CUPE 5911 paramedics serving the District of Kenora are advocating for investments from the provincial and municipal governments to improve ambulance coverage for patients calling 911 and working conditions for paramedics.

In addition to more direct funding for the paramedic service, the union is also calling for investments in community health as part of a solution to reduce demand for emergency medical care.

“Due to the high call volumes, the large geographical area, and an inability to retain staff, paramedics are routinely being held back for overtime, and working 16-hour shifts to ensure community safety and emergency coverage,” said Derek Hamilton, president of CUPE 5911 and an active paramedic.

Despite the best efforts of paramedics, communities are often left without an ambulance as wait-times can be upwards of two hours, he said.

“When we respond to time-sensitive emergencies such as strokes and heart attacks, it is critical for patients to get immediate medical attention and a swift transfer to the hospital. Any delay can have life-long negative impacts on patients,” Hamilton said.

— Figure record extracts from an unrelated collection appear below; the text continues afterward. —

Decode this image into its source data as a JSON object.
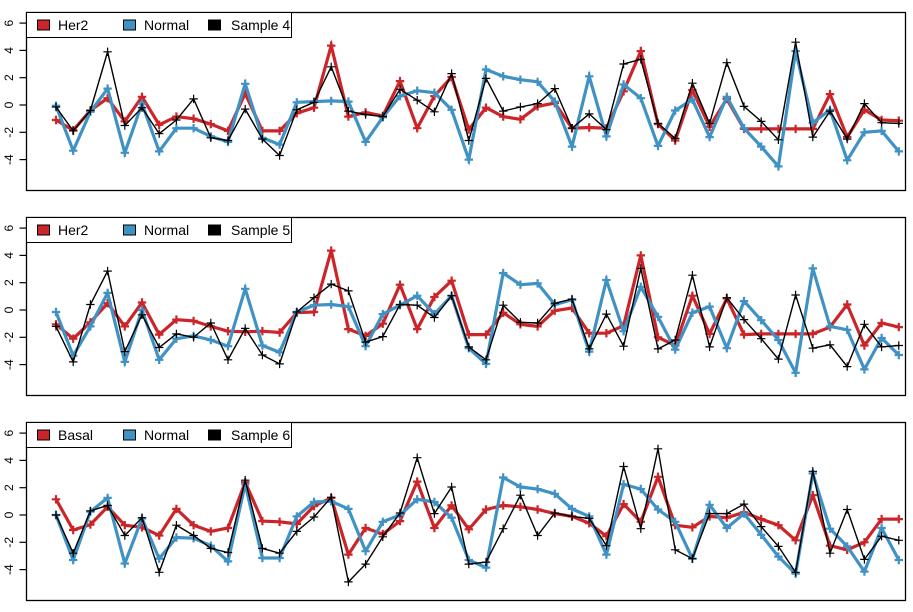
{
  "figure": {
    "background": "#ffffff",
    "n_panels": 3,
    "x_points": 50
  },
  "axes": {
    "yticks": [
      6,
      4,
      2,
      0,
      -2,
      -4
    ],
    "ylim": [
      -6.3,
      6.8
    ],
    "xticks": [],
    "xlabel": "",
    "ylabel": "",
    "tick_label_rotation_deg": 90
  },
  "colors": {
    "her2": "#CC2529",
    "basal": "#CC2529",
    "normal": "#4092C5",
    "sample": "#000000",
    "axis": "#000000"
  },
  "chart_data": [
    {
      "type": "line",
      "title": "",
      "legend_position": "top-left",
      "yticks": [
        6,
        4,
        2,
        0,
        -2,
        -4
      ],
      "ylim": [
        -6.3,
        6.8
      ],
      "marker": "plus",
      "grid": false,
      "series": [
        {
          "name": "Her2",
          "color": "#CC2529",
          "thick": true,
          "values": [
            -1.1,
            -1.85,
            -0.4,
            0.5,
            -1.2,
            0.6,
            -1.45,
            -0.85,
            -1.0,
            -1.4,
            -1.9,
            0.85,
            -1.9,
            -1.9,
            -0.6,
            -0.2,
            4.35,
            -0.85,
            -0.55,
            -0.8,
            1.75,
            -1.7,
            0.65,
            2.05,
            -1.8,
            -0.2,
            -0.85,
            -1.05,
            -0.1,
            0.15,
            -1.7,
            -1.65,
            -1.7,
            1.0,
            3.95,
            -1.4,
            -2.6,
            1.1,
            -1.6,
            0.45,
            -1.75,
            -1.75,
            -1.75,
            -1.75,
            -1.75,
            0.8,
            -2.35,
            -0.35,
            -1.1,
            -1.15
          ]
        },
        {
          "name": "Normal",
          "color": "#4092C5",
          "thick": true,
          "values": [
            -0.05,
            -3.35,
            -0.5,
            1.2,
            -3.5,
            0.1,
            -3.4,
            -1.7,
            -1.7,
            -2.3,
            -2.7,
            1.55,
            -2.4,
            -2.9,
            0.2,
            0.25,
            0.3,
            0.25,
            -2.7,
            -0.9,
            0.65,
            1.05,
            0.9,
            -0.35,
            -4.0,
            2.6,
            2.1,
            1.85,
            1.7,
            0.25,
            -3.05,
            2.1,
            -2.3,
            1.5,
            0.5,
            -3.0,
            -0.4,
            0.4,
            -2.35,
            0.6,
            -1.7,
            -3.05,
            -4.5,
            3.95,
            -1.3,
            -0.35,
            -4.05,
            -2.0,
            -1.9,
            -3.4
          ]
        },
        {
          "name": "Sample 4",
          "color": "#000000",
          "thick": false,
          "values": [
            -0.15,
            -1.9,
            -0.4,
            3.9,
            -1.5,
            -0.2,
            -2.1,
            -1.1,
            0.45,
            -2.4,
            -2.6,
            -0.3,
            -2.5,
            -3.7,
            -0.35,
            0.2,
            2.8,
            -0.45,
            -0.7,
            -0.85,
            1.15,
            0.35,
            -0.5,
            2.3,
            -2.6,
            1.95,
            -0.45,
            -0.15,
            0.1,
            1.2,
            -1.7,
            -0.65,
            -1.8,
            3.0,
            3.35,
            -1.35,
            -2.45,
            1.6,
            -1.35,
            3.1,
            -0.1,
            -1.2,
            -2.55,
            4.6,
            -2.35,
            -0.45,
            -2.5,
            0.1,
            -1.3,
            -1.35
          ]
        }
      ]
    },
    {
      "type": "line",
      "title": "",
      "legend_position": "top-left",
      "yticks": [
        6,
        4,
        2,
        0,
        -2,
        -4
      ],
      "ylim": [
        -6.3,
        6.8
      ],
      "marker": "plus",
      "grid": false,
      "series": [
        {
          "name": "Her2",
          "color": "#CC2529",
          "thick": true,
          "values": [
            -1.05,
            -2.1,
            -0.9,
            0.5,
            -1.2,
            0.55,
            -1.8,
            -0.7,
            -0.8,
            -1.2,
            -1.55,
            -1.6,
            -1.55,
            -1.65,
            -0.2,
            -0.15,
            4.35,
            -1.4,
            -1.9,
            -1.0,
            1.85,
            -1.4,
            0.95,
            2.15,
            -1.8,
            -1.8,
            -0.2,
            -1.05,
            -1.2,
            -0.05,
            0.15,
            -1.7,
            -1.7,
            -1.15,
            4.0,
            -2.0,
            -2.6,
            1.05,
            -1.75,
            0.85,
            -1.8,
            -1.75,
            -1.75,
            -1.75,
            -1.75,
            -1.25,
            0.4,
            -2.6,
            -0.95,
            -1.25
          ]
        },
        {
          "name": "Normal",
          "color": "#4092C5",
          "thick": true,
          "values": [
            -0.15,
            -3.35,
            -1.2,
            1.25,
            -3.8,
            0.0,
            -3.65,
            -2.1,
            -1.9,
            -2.2,
            -2.65,
            1.55,
            -2.6,
            -3.1,
            -0.15,
            0.35,
            0.4,
            0.25,
            -2.65,
            -0.3,
            0.35,
            1.05,
            -0.3,
            1.05,
            -2.8,
            -3.95,
            2.7,
            1.85,
            1.95,
            0.4,
            0.75,
            -3.05,
            2.2,
            -1.55,
            1.7,
            -0.5,
            -2.9,
            -0.2,
            0.25,
            -2.8,
            0.65,
            -0.75,
            -2.2,
            -4.6,
            3.05,
            -1.2,
            -1.45,
            -4.35,
            -2.05,
            -3.3
          ]
        },
        {
          "name": "Sample 5",
          "color": "#000000",
          "thick": false,
          "values": [
            -1.2,
            -3.8,
            0.4,
            2.85,
            -3.05,
            -0.35,
            -2.75,
            -1.75,
            -2.0,
            -0.95,
            -3.65,
            -1.35,
            -3.3,
            -3.95,
            -0.15,
            0.9,
            1.9,
            1.4,
            -2.35,
            -1.95,
            0.4,
            0.35,
            -0.55,
            1.05,
            -2.7,
            -3.65,
            0.35,
            -0.9,
            -0.95,
            0.5,
            0.8,
            -2.85,
            -0.3,
            -2.65,
            3.05,
            -2.85,
            -2.2,
            2.55,
            -2.7,
            0.9,
            -0.7,
            -2.1,
            -3.6,
            1.1,
            -2.8,
            -2.55,
            -4.15,
            -1.05,
            -2.7,
            -2.6
          ]
        }
      ]
    },
    {
      "type": "line",
      "title": "",
      "legend_position": "top-left",
      "yticks": [
        6,
        4,
        2,
        0,
        -2,
        -4
      ],
      "ylim": [
        -6.3,
        6.8
      ],
      "marker": "plus",
      "grid": false,
      "series": [
        {
          "name": "Basal",
          "color": "#CC2529",
          "thick": true,
          "values": [
            1.15,
            -1.1,
            -0.7,
            0.6,
            -0.75,
            -0.9,
            -1.5,
            0.45,
            -0.75,
            -1.2,
            -0.95,
            2.4,
            -0.45,
            -0.5,
            -0.65,
            0.65,
            1.25,
            -2.9,
            -0.95,
            -1.4,
            -0.45,
            2.45,
            -0.95,
            0.7,
            -1.05,
            0.4,
            0.7,
            0.6,
            0.4,
            0.1,
            -0.1,
            -0.6,
            -1.55,
            0.8,
            -0.5,
            2.8,
            -0.75,
            -0.9,
            -0.1,
            -0.2,
            0.2,
            -0.3,
            -0.75,
            -1.85,
            1.45,
            -2.25,
            -2.55,
            -2.0,
            -0.3,
            -0.3
          ]
        },
        {
          "name": "Normal",
          "color": "#4092C5",
          "thick": true,
          "values": [
            0.0,
            -3.3,
            0.25,
            1.25,
            -3.55,
            -0.25,
            -3.2,
            -1.65,
            -1.7,
            -2.25,
            -3.4,
            2.25,
            -3.15,
            -3.15,
            -0.1,
            0.95,
            1.0,
            0.45,
            -2.65,
            -0.5,
            0.0,
            1.15,
            0.95,
            -0.2,
            -3.3,
            -3.85,
            2.75,
            2.05,
            1.9,
            1.55,
            0.45,
            -0.1,
            -2.9,
            2.25,
            1.9,
            0.4,
            -0.5,
            -3.2,
            0.75,
            -0.95,
            0.1,
            -1.45,
            -3.05,
            -4.3,
            3.05,
            -1.0,
            -2.3,
            -4.15,
            -0.95,
            -3.3
          ]
        },
        {
          "name": "Sample 6",
          "color": "#000000",
          "thick": false,
          "values": [
            0.0,
            -2.8,
            0.3,
            0.7,
            -1.5,
            -0.2,
            -4.2,
            -0.75,
            -1.5,
            -2.45,
            -2.75,
            2.55,
            -2.45,
            -2.8,
            -1.2,
            -0.15,
            1.3,
            -4.9,
            -3.6,
            -1.6,
            0.15,
            4.2,
            0.1,
            2.05,
            -3.6,
            -3.45,
            -1.0,
            1.45,
            -1.5,
            0.15,
            -0.1,
            -0.25,
            -2.25,
            3.55,
            -1.0,
            4.85,
            -2.55,
            -3.2,
            0.1,
            0.1,
            0.8,
            -0.85,
            -2.3,
            -4.2,
            3.2,
            -2.8,
            0.4,
            -3.25,
            -1.55,
            -1.85
          ]
        }
      ]
    }
  ]
}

In those circumstances, patients must be transported to the hospital or a certified stroke centre in time. But care is too often delayed due to staffing shortages, high call volumes, and the limited number of ambulances.

According to the union, ambulance shortages also impact low-acuity patients, such as elderly persons requiring a lift-assist from paramedics after experiencing a fall at home, who might have to wait hours for help. 

“Kenora District residents deserve better attention from both levels of government that fund Northwest EMS, as the current set-up isn’t working for patients or staff,” Hamilton said.

According to the union, 911 call volumes have been increasing without a corresponding increase in staffing levels. While the union is advocating for more staff, it is also urging governments to invest in social determinants of health.

Nicole Runge, CUPE 5911 vice president, said that 911 call volumes could be reduced if people had better access to a range of other services including mental health and addictions support, family doctors, and affordable housing.

“We respond to calls from patients who absolutely need to get to the hospital ER. We also respond to 911 calls because people require services that are overburdened or unavailable in the north. Often when more appropriate services are unavailable, 911 is activated to deal with the incident resulting in the individual being transported to the hospital, leading to offload delays and overburdening of the ER department,” she said. 

The union says that both provincial and municipal governments must make the required investments, as paramedics are burning out due to unsustainable workloads.

“We can’t continue with status quo,” Hamilton said. “Workplace stress is causing injuries and burnout and paramedics are exhausted from increasing workloads and the lack of staff, trying to ensure communities get the care they need.”

Hamilton emphasized that “conditions of work are the conditions of care, and we are approaching a major crisis of care in our communities.”